I think part of why I've been stressed is because I no longer go home when I have breaks at school. I enjoy breaks at school because it gives me the potential to work on homework (although that hasn't happened to the extent I would like yet) and it's nice to see people I don't have class with. But on the other hand, I think there is something really restful about being at home. Even if your working, it's more restful. So I think that's really been wearing on me. Tuesday I left home at 8 and got back at 1 in the morning. The other days have been pretty similar.
Next week is looking even busier. I have 3 tests next week. And we are doing the IV Proxe Station. I'm really excited for the proxe, it just came at a bad time. On the plus side, Wednesday and Thursday afternoon classes are canceled since my professor is going to a beer festival. I am excited for that!
But I need to start focusing on how I am going to handle stress and busy weeks like these. To start with, I need to use my time more wisely. To be more productive at school, and multitask when I am working on simpler things. And I need to sleep. I should probably also make time to take bathes with a glass of wine, that would be helpful. And I need to actually talk about it.

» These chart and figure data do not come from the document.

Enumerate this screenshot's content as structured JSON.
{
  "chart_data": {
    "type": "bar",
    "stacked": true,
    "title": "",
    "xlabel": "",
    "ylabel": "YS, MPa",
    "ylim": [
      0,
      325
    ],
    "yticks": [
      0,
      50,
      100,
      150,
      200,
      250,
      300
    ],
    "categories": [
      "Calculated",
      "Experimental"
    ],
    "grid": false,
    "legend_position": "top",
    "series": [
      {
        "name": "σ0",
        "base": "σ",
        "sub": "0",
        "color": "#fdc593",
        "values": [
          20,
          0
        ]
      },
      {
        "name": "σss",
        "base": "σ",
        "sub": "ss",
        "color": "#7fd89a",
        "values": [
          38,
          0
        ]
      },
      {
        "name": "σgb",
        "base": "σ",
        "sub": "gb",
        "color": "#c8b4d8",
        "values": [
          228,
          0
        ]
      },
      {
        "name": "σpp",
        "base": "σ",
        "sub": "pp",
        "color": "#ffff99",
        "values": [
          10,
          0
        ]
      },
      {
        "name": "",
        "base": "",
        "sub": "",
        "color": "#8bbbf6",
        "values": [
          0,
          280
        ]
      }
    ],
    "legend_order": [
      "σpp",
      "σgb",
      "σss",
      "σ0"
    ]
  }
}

When I am emotionally and relationally drained, it is really hard to me to be nice and energetic and happy around the people I am most comfortable around and care for me the most. It just creates problems where there shouldn't be which creates more stress. So I really need to attempt to change in that way. Not easy.
I would also like to start running again. It would be really beneficial for me to get outside and be more active and I think it would really help me clear my mind. But there's that whole lack of time thing to deal with...
I feel like I'm just ranting about how crazy life is, but that is all that I can think of right now. Right now my to-do list is running through my mind, full of things I need get started on. So, I should probably go. But I would like to start blogging more consistently. No promises though.